We want to see how the time to get the next number grows as more rows are inserted.
Analyze the time complexity of inserting rows with a serial or identity column.
CREATE TABLE users (
id SERIAL PRIMARY KEY,
name TEXT
);
INSERT INTO users (name) VALUES ('Alice');
INSERT INTO users (name) VALUES ('Bob');
-- More inserts follow
This code creates a table with a serial column that auto-generates unique IDs for each new row.
Each insert operation requests the next number from a sequence.
- Primary operation: Fetching the next sequence value.
- How many times: Once per inserted row.
Getting the next number from a sequence is a simple, direct operation that does not depend on how many rows exist.
| Input Size (n) | Approx. Operations |
|---|---|
| 10 | 10 sequence fetches |
| 100 | 100 sequence fetches |
| 1000 | 1000 sequence fetches |
Pattern observation: Each insert does one sequence fetch, so the work grows linearly with the number of inserts.
Time Complexity: O(n)
This means the total time grows directly in proportion to the number of rows inserted.
[X] Wrong: "Fetching the next serial number gets slower as the table grows because it has to check all existing rows."

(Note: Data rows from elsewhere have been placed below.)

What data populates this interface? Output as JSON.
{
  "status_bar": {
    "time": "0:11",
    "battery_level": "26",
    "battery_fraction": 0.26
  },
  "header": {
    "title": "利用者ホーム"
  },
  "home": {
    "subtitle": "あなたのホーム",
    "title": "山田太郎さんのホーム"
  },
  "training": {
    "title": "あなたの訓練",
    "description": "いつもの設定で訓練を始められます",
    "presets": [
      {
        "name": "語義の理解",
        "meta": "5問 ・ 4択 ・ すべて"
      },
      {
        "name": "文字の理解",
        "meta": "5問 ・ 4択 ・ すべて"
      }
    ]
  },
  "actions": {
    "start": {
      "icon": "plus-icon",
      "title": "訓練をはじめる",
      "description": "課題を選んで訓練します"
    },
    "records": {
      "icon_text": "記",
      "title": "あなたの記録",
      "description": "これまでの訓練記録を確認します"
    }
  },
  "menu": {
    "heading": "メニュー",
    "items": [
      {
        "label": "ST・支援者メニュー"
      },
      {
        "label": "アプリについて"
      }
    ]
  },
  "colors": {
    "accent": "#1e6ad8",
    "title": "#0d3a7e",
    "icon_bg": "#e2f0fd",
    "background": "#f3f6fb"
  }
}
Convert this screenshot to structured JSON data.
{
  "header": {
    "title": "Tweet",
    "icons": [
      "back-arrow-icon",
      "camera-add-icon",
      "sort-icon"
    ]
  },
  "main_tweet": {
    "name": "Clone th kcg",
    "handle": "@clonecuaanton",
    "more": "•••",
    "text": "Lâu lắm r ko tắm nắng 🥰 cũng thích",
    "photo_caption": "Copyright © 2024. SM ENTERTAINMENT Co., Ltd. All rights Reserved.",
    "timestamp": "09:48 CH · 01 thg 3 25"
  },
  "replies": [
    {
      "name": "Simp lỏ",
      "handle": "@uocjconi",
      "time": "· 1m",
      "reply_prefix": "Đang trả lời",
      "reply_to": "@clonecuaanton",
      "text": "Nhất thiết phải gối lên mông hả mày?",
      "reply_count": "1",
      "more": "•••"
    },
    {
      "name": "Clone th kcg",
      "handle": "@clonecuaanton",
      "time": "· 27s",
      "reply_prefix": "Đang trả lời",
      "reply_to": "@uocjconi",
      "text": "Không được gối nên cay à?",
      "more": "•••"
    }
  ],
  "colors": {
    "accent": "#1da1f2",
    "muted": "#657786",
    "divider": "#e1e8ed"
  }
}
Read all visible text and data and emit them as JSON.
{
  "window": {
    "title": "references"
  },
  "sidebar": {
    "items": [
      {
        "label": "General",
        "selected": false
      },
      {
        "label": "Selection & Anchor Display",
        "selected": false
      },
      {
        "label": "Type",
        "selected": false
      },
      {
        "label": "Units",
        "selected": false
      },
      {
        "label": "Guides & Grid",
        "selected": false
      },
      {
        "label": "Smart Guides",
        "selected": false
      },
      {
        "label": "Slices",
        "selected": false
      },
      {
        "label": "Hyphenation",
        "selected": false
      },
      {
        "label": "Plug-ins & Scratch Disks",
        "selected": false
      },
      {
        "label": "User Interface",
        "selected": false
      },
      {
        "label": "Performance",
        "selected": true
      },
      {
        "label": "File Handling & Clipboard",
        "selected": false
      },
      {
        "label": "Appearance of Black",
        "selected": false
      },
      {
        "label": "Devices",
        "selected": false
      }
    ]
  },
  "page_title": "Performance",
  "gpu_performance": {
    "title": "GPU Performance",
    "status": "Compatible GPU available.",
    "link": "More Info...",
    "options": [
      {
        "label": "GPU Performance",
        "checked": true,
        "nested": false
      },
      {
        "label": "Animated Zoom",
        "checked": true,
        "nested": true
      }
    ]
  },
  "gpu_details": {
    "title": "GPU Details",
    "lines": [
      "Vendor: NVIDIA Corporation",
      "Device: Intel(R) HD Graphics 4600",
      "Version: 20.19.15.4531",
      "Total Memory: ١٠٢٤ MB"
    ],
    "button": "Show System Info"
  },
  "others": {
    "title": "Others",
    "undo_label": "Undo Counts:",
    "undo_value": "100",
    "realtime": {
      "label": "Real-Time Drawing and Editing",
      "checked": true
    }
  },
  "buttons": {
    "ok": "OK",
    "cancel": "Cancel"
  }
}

[OK] Correct: The sequence value is stored separately and does not scan the table, so fetching the next number stays fast regardless of table size.
Understanding how sequences work helps you explain database behavior clearly and shows you know how auto-generated keys perform as data grows.
What if we replaced the serial column with a UUID generated on insert? How would the time complexity of generating unique IDs change?